Outra indicação do relatório do MP diz respeito ao crescimento de 55% nas despesas com pessoal, mais um número que precisa ser contextualizado antes de uma avaliação negativa. “Trata-se de um município grande em termos geográficos, mas ainda pequeno no que diz respeito à relação entre população e as demandas do crescimento econômico”, analisa o secretário, citando como exemplo a contratação de professores para as 61 escolas da rede pública municipal, o pagamento de um piso salarial ao magistério acima do piso nacional e a contratação de médicos e profissionais de Saúde para equipar as mais de 30 unidades da rede – o que inclui um hospital, uma UPA e dezenas de postos.

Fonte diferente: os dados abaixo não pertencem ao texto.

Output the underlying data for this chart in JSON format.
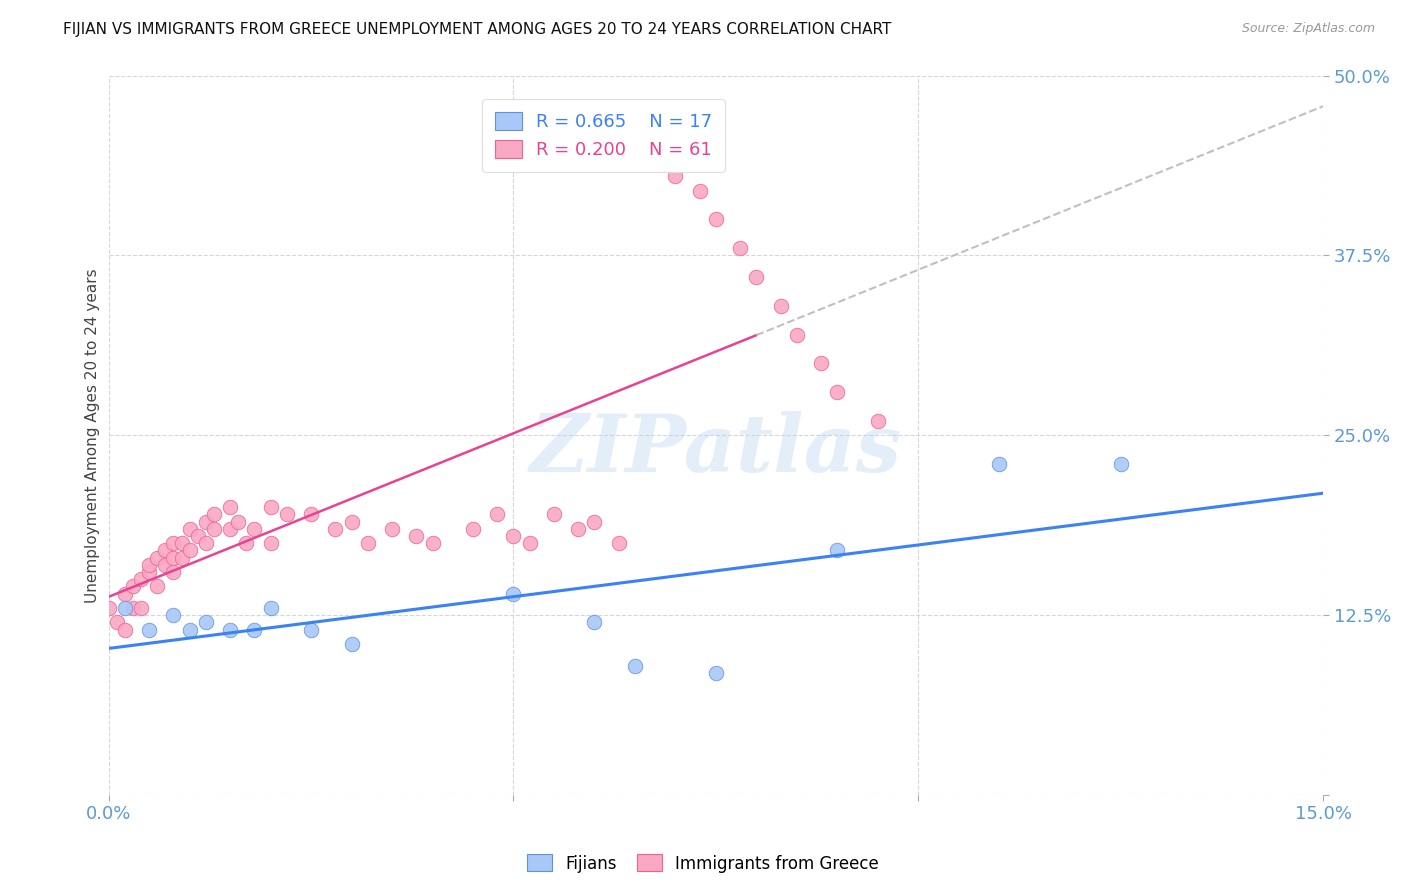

Ainda para Leonardo Alves, o uso dos recursos da exploração do pré-sal na cidade vem sendo tratado como um investimento para o futuro. “Gastamos em projetos estruturantes e ainda assim, dentro de um rigoroso planejamento de longo prazo. Do que recebemos entramos em 2018 com R$ 450 milhões em caixa e temos, hoje, R$ 800 milhões para aplicação em políticas estruturantes e ações para o desenvolvimento sustentável”, descreve. O principal exemplo é o projeto de captação de água e de saneamento, uma parceria do município com a Cedae através da qual Maricá custeará o projeto de R$ 400 milhões que prevê uma barragem em Tanguá, 23 quilômetros de adutoras, quatro novas estações de tratamento de esgotos e a implantação de galerias de cintura para evitar o despejo de esgoto no complexo lagunar da cidade. “E apesar desse investimento, ainda estamos alocando os recursos previstos para o Fundo Soberano de Maricá, que deve entrar em 2019 com R$ 100 milhões em caixa, aplicados para rendimento em bancos públicos”, descreve. O rendimento do fundo só deverá ser usado quando a produção e o repasse de royalties começar a declinar e a previsão é a de que o montante passe de R$ 1,1 bilhão em 10 anos.